MFT Entry Header Values:
Entry: 35        Sequence: 1
$LogFile Sequence Number: 1078953
Allocated File
Links: 1

Flags: Archive
Owner ID: 0
Security ID: 258  (S-1-5-21-1757981266-484763869-1060284298-1003)
Created:    2003-10-23 13:18:09.779432000 (EDT)
File Modified:  2003-10-23 13:20:38.493272000 (EDT)
MFT Modified:   2003-10-23 13:20:38.493272000 (EDT)
Accessed:   2003-10-23 13:20:38.493272000 (EDT)

$FILE_NAME Attribute Values:
Flags: Archive
Name: file-n-3.dat
Parent MFT Entry: 5     Sequence: 5
Allocated Size: 0       Actual Size: 0
Created:    2003-10-23 13:18:09.779432000 (EDT)
File Modified:  2003-10-23 13:18:09.779432000 (EDT)
MFT Modified:   2003-10-23 13:18:09.779432000 (EDT)
Accessed:   2003-10-23 13:18:09.779432000 (EDT)
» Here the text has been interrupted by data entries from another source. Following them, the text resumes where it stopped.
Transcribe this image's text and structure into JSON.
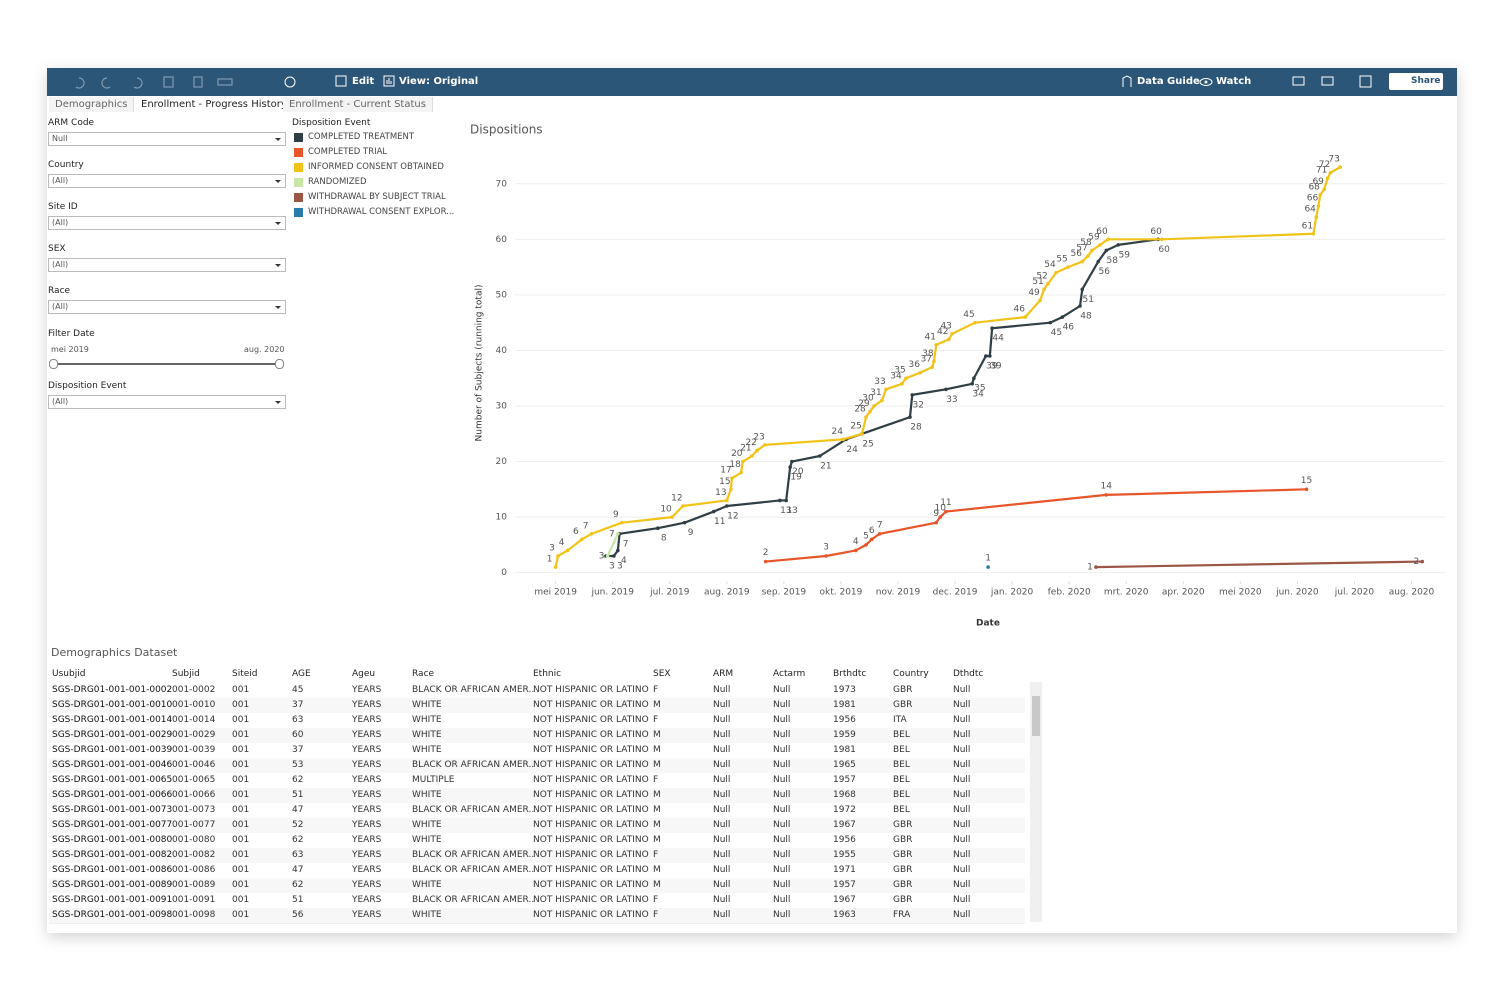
{
  "toolbar": {
    "edit": "Edit",
    "view": "View: Original",
    "data_guide": "Data Guide",
    "watch": "Watch",
    "share": "Share"
  },
  "tabs": [
    "Demographics",
    "Enrollment - Progress History",
    "Enrollment - Current Status"
  ],
  "filters": [
    {
      "label": "ARM Code",
      "value": "Null"
    },
    {
      "label": "Country",
      "value": "(All)"
    },
    {
      "label": "Site ID",
      "value": "(All)"
    },
    {
      "label": "SEX",
      "value": "(All)"
    },
    {
      "label": "Race",
      "value": "(All)"
    },
    {
      "label": "Disposition Event",
      "value": "(All)"
    }
  ],
  "filter_date": {
    "label": "Filter Date",
    "start": "mei 2019",
    "end": "aug. 2020"
  },
  "chart_data": {
    "type": "line",
    "title": "Dispositions",
    "legend_title": "Disposition Event",
    "x_label": "Date",
    "y_label": "Number of Subjects (running total)",
    "xlim": [
      -0.45,
      15.5
    ],
    "ylim": [
      -1.5,
      75
    ],
    "xticks": [
      {
        "value": 0,
        "label": "mei 2019"
      },
      {
        "value": 1,
        "label": "jun. 2019"
      },
      {
        "value": 2,
        "label": "jul. 2019"
      },
      {
        "value": 3,
        "label": "aug. 2019"
      },
      {
        "value": 4,
        "label": "sep. 2019"
      },
      {
        "value": 5,
        "label": "okt. 2019"
      },
      {
        "value": 6,
        "label": "nov. 2019"
      },
      {
        "value": 7,
        "label": "dec. 2019"
      },
      {
        "value": 8,
        "label": "jan. 2020"
      },
      {
        "value": 9,
        "label": "feb. 2020"
      },
      {
        "value": 10,
        "label": "mrt. 2020"
      },
      {
        "value": 11,
        "label": "apr. 2020"
      },
      {
        "value": 12,
        "label": "mei 2020"
      },
      {
        "value": 13,
        "label": "jun. 2020"
      },
      {
        "value": 14,
        "label": "jul. 2020"
      },
      {
        "value": 15,
        "label": "aug. 2020"
      }
    ],
    "yticks": [
      0,
      10,
      20,
      30,
      40,
      50,
      60,
      70
    ],
    "grid": true,
    "series": [
      {
        "name": "COMPLETED TREATMENT",
        "color": "#2f3f45",
        "x": [
          0.88,
          1.02,
          1.09,
          1.12,
          1.79,
          2.26,
          2.77,
          3.0,
          3.93,
          4.04,
          4.11,
          4.14,
          4.63,
          5.09,
          5.37,
          6.21,
          6.25,
          6.84,
          7.3,
          7.33,
          7.54,
          7.61,
          7.65,
          8.67,
          8.88,
          9.19,
          9.23,
          9.51,
          9.65,
          9.86,
          10.56
        ],
        "values": [
          3,
          3,
          4,
          7,
          8,
          9,
          11,
          12,
          13,
          13,
          19,
          20,
          21,
          24,
          25,
          28,
          32,
          33,
          34,
          35,
          39,
          39,
          44,
          45,
          46,
          48,
          51,
          56,
          58,
          59,
          60
        ]
      },
      {
        "name": "COMPLETED TRIAL",
        "color": "#e8552a",
        "x": [
          3.68,
          4.74,
          5.26,
          5.44,
          5.54,
          5.68,
          6.67,
          6.74,
          6.84,
          9.65,
          13.16
        ],
        "values": [
          2,
          3,
          4,
          5,
          6,
          7,
          9,
          10,
          11,
          14,
          15
        ]
      },
      {
        "name": "INFORMED CONSENT OBTAINED",
        "color": "#f1c318",
        "x": [
          0,
          0.04,
          0.21,
          0.46,
          0.63,
          1.16,
          2.04,
          2.23,
          3.0,
          3.07,
          3.09,
          3.25,
          3.28,
          3.44,
          3.53,
          3.67,
          5.04,
          5.37,
          5.44,
          5.51,
          5.58,
          5.72,
          5.79,
          6.07,
          6.14,
          6.39,
          6.6,
          6.63,
          6.67,
          6.89,
          6.95,
          7.35,
          8.23,
          8.49,
          8.56,
          8.63,
          8.77,
          8.98,
          9.23,
          9.33,
          9.4,
          9.54,
          9.68,
          10.63,
          13.28,
          13.33,
          13.37,
          13.4,
          13.47,
          13.53,
          13.58,
          13.75
        ],
        "values": [
          1,
          3,
          4,
          6,
          7,
          9,
          10,
          12,
          13,
          15,
          17,
          18,
          20,
          21,
          22,
          23,
          24,
          25,
          28,
          29,
          30,
          31,
          33,
          34,
          35,
          36,
          37,
          38,
          41,
          42,
          43,
          45,
          46,
          49,
          51,
          52,
          54,
          55,
          56,
          57,
          58,
          59,
          60,
          60,
          61,
          64,
          66,
          68,
          69,
          71,
          72,
          73
        ]
      },
      {
        "name": "RANDOMIZED",
        "color": "#c8e6a5",
        "x": [
          0.91,
          1.09
        ],
        "values": [
          3,
          7
        ]
      },
      {
        "name": "WITHDRAWAL BY SUBJECT TRIAL",
        "color": "#9c5645",
        "x": [
          9.47,
          15.19
        ],
        "values": [
          1,
          2
        ]
      },
      {
        "name": "WITHDRAWAL CONSENT EXPLOR...",
        "color": "#2a7aab",
        "x": [
          7.58
        ],
        "values": [
          1
        ]
      }
    ]
  },
  "table": {
    "title": "Demographics Dataset",
    "columns": [
      "Usubjid",
      "Subjid",
      "Siteid",
      "AGE",
      "Ageu",
      "Race",
      "Ethnic",
      "SEX",
      "ARM",
      "Actarm",
      "Brthdtc",
      "Country",
      "Dthdtc"
    ],
    "rows": [
      [
        "SGS-DRG01-001-001-0002",
        "001-0002",
        "001",
        "45",
        "YEARS",
        "BLACK OR AFRICAN AMER..",
        "NOT HISPANIC OR LATINO",
        "F",
        "Null",
        "Null",
        "1973",
        "GBR",
        "Null"
      ],
      [
        "SGS-DRG01-001-001-0010",
        "001-0010",
        "001",
        "37",
        "YEARS",
        "WHITE",
        "NOT HISPANIC OR LATINO",
        "M",
        "Null",
        "Null",
        "1981",
        "GBR",
        "Null"
      ],
      [
        "SGS-DRG01-001-001-0014",
        "001-0014",
        "001",
        "63",
        "YEARS",
        "WHITE",
        "NOT HISPANIC OR LATINO",
        "F",
        "Null",
        "Null",
        "1956",
        "ITA",
        "Null"
      ],
      [
        "SGS-DRG01-001-001-0029",
        "001-0029",
        "001",
        "60",
        "YEARS",
        "WHITE",
        "NOT HISPANIC OR LATINO",
        "M",
        "Null",
        "Null",
        "1959",
        "BEL",
        "Null"
      ],
      [
        "SGS-DRG01-001-001-0039",
        "001-0039",
        "001",
        "37",
        "YEARS",
        "WHITE",
        "NOT HISPANIC OR LATINO",
        "M",
        "Null",
        "Null",
        "1981",
        "BEL",
        "Null"
      ],
      [
        "SGS-DRG01-001-001-0046",
        "001-0046",
        "001",
        "53",
        "YEARS",
        "BLACK OR AFRICAN AMER..",
        "NOT HISPANIC OR LATINO",
        "M",
        "Null",
        "Null",
        "1965",
        "BEL",
        "Null"
      ],
      [
        "SGS-DRG01-001-001-0065",
        "001-0065",
        "001",
        "62",
        "YEARS",
        "MULTIPLE",
        "NOT HISPANIC OR LATINO",
        "F",
        "Null",
        "Null",
        "1957",
        "BEL",
        "Null"
      ],
      [
        "SGS-DRG01-001-001-0066",
        "001-0066",
        "001",
        "51",
        "YEARS",
        "WHITE",
        "NOT HISPANIC OR LATINO",
        "M",
        "Null",
        "Null",
        "1968",
        "BEL",
        "Null"
      ],
      [
        "SGS-DRG01-001-001-0073",
        "001-0073",
        "001",
        "47",
        "YEARS",
        "BLACK OR AFRICAN AMER..",
        "NOT HISPANIC OR LATINO",
        "M",
        "Null",
        "Null",
        "1972",
        "BEL",
        "Null"
      ],
      [
        "SGS-DRG01-001-001-0077",
        "001-0077",
        "001",
        "52",
        "YEARS",
        "WHITE",
        "NOT HISPANIC OR LATINO",
        "M",
        "Null",
        "Null",
        "1967",
        "GBR",
        "Null"
      ],
      [
        "SGS-DRG01-001-001-0080",
        "001-0080",
        "001",
        "62",
        "YEARS",
        "WHITE",
        "NOT HISPANIC OR LATINO",
        "M",
        "Null",
        "Null",
        "1956",
        "GBR",
        "Null"
      ],
      [
        "SGS-DRG01-001-001-0082",
        "001-0082",
        "001",
        "63",
        "YEARS",
        "BLACK OR AFRICAN AMER..",
        "NOT HISPANIC OR LATINO",
        "F",
        "Null",
        "Null",
        "1955",
        "GBR",
        "Null"
      ],
      [
        "SGS-DRG01-001-001-0086",
        "001-0086",
        "001",
        "47",
        "YEARS",
        "BLACK OR AFRICAN AMER..",
        "NOT HISPANIC OR LATINO",
        "M",
        "Null",
        "Null",
        "1971",
        "GBR",
        "Null"
      ],
      [
        "SGS-DRG01-001-001-0089",
        "001-0089",
        "001",
        "62",
        "YEARS",
        "WHITE",
        "NOT HISPANIC OR LATINO",
        "M",
        "Null",
        "Null",
        "1957",
        "GBR",
        "Null"
      ],
      [
        "SGS-DRG01-001-001-0091",
        "001-0091",
        "001",
        "51",
        "YEARS",
        "BLACK OR AFRICAN AMER..",
        "NOT HISPANIC OR LATINO",
        "F",
        "Null",
        "Null",
        "1967",
        "GBR",
        "Null"
      ],
      [
        "SGS-DRG01-001-001-0098",
        "001-0098",
        "001",
        "56",
        "YEARS",
        "WHITE",
        "NOT HISPANIC OR LATINO",
        "F",
        "Null",
        "Null",
        "1963",
        "FRA",
        "Null"
      ]
    ]
  }
}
Type: $STANDARD_INFORMATION (16-0)   Name: N/A   Resident   size: 72
Type: $FILE_NAME (48-2)   Name: N/A   Resident   size: 90
Type: $DATA (128-3)   Name: N/A   Non-Resident   size: 2600  init_size: 2600
8056 8057 8058 8072 8073 8074 

fls and NTFS

You may find it helpful to use fls to get metadata addresses to generate your own tests. fls lists the contents of directories stored in a volume, and includes information on deleted files. fls can take a NTFS filesystem as input and return output as follows:

fls simple.ntfs 
r/r 4-128-1:    $AttrDef
r/r 8-128-2:    $BadClus
r/r 8-128-1:    $BadClus:$Bad
r/r 6-128-1:    $Bitmap
r/r 7-128-1:    $Boot
d/d 11-144-2:   $Extend
r/r 2-128-1:    $LogFile
r/r 0-128-1:    $MFT
r/r 1-128-1:    $MFTMirr
r/r 9-128-2:    $Secure:$SDS
r/r 9-144-3:    $Secure:$SDH
r/r 9-144-4:    $Secure:$SII
r/r 10-128-1:   $UpCase
r/r 10-128-2:   $UpCase:$Info
r/r 3-128-3:    $Volume
r/r 64-128-2:   testing.txt
d/d 65: $OrphanFiles

The last entry is for orphan files.

Note that for NTFS, the metadata addresses are a little more complicated than in FAT. See TSK's wiki's NTFS Implementation Notes for details; for this assignment, we will only expect you to handle the primary $DATA attribute, so you can (and should) expect just the first number in the metadata address as an argument to your function.